Furthermore, SpaceX intends to move forward with an initial public offering for Starlink, which is a network that provides satellite internet to 29 countries around the world and some of the most remote places on earth. Although it might take years for an IPO to come to fruition, a Starlink IPO might benefit Tesla shareholders.
The Bottom Line
Tesla continues to generate impressive results, beating all-time highs for production and deliveries in Q12022. Tesla weathered the global supply chain crisis by rewriting its vehicle software to support other chips. This strategy gave them the upper hand as other car companies suffered significant losses.
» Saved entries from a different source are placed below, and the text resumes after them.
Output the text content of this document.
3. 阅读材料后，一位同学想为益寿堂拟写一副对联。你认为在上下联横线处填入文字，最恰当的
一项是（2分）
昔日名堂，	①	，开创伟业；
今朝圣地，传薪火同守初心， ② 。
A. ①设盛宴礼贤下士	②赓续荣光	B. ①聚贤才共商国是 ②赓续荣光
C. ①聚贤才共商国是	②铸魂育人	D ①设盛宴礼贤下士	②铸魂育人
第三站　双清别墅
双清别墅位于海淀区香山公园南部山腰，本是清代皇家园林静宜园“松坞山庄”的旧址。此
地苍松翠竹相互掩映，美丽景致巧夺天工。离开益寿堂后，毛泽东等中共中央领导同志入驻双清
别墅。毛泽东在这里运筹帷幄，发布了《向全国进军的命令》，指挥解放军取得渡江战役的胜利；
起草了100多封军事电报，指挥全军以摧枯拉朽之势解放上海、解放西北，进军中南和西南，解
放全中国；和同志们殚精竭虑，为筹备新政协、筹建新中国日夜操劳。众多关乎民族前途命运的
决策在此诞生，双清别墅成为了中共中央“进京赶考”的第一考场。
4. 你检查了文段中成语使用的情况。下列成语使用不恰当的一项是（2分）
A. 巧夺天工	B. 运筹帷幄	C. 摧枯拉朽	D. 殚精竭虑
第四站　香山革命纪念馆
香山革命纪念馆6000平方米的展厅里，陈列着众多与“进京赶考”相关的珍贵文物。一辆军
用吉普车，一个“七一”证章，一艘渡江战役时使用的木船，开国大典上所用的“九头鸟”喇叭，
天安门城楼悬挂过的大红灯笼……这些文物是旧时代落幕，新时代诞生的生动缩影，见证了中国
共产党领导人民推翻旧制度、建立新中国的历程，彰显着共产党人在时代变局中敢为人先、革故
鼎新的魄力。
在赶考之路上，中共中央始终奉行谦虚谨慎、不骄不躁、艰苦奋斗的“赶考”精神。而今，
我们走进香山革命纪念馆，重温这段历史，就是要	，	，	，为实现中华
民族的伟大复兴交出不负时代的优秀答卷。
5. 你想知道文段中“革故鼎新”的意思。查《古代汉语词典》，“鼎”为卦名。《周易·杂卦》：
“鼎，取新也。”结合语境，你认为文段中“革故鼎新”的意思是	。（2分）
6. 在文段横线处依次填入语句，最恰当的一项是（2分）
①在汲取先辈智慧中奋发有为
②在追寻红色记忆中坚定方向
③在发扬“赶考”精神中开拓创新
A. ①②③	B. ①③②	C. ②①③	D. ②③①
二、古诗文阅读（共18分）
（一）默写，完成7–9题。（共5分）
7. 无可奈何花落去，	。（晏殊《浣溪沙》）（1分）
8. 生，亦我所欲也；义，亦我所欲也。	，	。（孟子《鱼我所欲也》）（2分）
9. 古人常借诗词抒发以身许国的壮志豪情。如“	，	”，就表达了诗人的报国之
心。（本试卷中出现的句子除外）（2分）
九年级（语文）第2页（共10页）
However, the company faces several factors that could lead to a more negative outlook for 2022.
First, COVID-19 restrictions in China will continue to lead to shutdowns of its robust Shanghai Gigafactory. This situation presents a problem for chip supply and increasing deliveries. Second, the Fed’s aggressive tightening policy could cause shareholders to take profits and buy less expensive shares. Third, other car brands are breaking into the electric vehicle industry, increasing the market share of electric vehicles. As companies like Volkswagen, Ford, and BYD take up more of the market share, it will generate increased competition for Tesla. Consumers might be more attracted to other car brands' EVs if the prices are more affordable. This situation might lead to lower Tesla share trading prices. Despite Tesla’s considerable growth and results in Q1 2022, investors must consider how these factors could have a mixed or negative impact on Tesla shares in 2022.